Ai hallucination to real world misinformation
It was quite a surprise when our media monitoring revealed a Tipranks story about how a client was facing ‘significant risk’ and ‘compliance challenges,’ when there was no increased risk or compliance burden. Days later it was just as surprising to be informed by AInvest that a completely unrelated 3rd party, was offering a completely unrelated cash flow management solution to its customers that was somehow driving the same client’s share price higher. It was jolly nice of them to do so but, alas, this story was also complete nonsense.

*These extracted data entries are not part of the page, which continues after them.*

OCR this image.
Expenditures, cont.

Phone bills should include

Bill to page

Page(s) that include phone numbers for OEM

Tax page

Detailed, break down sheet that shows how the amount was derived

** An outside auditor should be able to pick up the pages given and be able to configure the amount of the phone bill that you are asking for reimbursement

Both Tipranks and AInvest are Ai enabled retail investor platforms. Both offer limited access to free content as a lure to get retail investors to pay a subscription for greater levels of access. And both platforms carried Ai generated stories that were at best misinterpreting our clients ASX filings and at worst conflating completely unrelated stories to generate a fundamentally misleading article.
If you are prepared to work for it, you can find a disclaimer at the bottom of the AInvest webpages that admits – “The news articles available on this platform are generated in whole or in part by artificial intelligence and may not have been reviewed or fact checked by human editors.”. While Tipranks’ Ai content has a Tipranks Auto-Generated News Desk byline and again, if you are prepared to work for it, you can click on the byline and get to an About page which it claims Tipranks uses AI to scan company announcements, translating complex ideas into easily understandable articles.
Keep a human hand on the tiller
There is a sense of inevitability about the adoption of Ai to accelerate and streamline content generation. But as long as chatbots are prone to ‘dream of electric sheep’ there is also a sense of inevitability around inaccurate, misleading and potential harmful Ai fabrications being peddled as news. Research by NewsGuard, an organization tracking misinformation, found at least 49 ‘news’ websites that are “almost entirely written by artificial intelligence software”.
In our increasingly automated world, there may be little that can be done to correct erroneous Ai stories. Thankfully they are occurring, for now and for the most part, at the very periphery of online ‘news’. The best course of action will likely be to make sure to have effective media monitoring in place, that is curated by humans, to avoid surprises and set the record straight in the event an Ai hallucination prompts misinformed questions.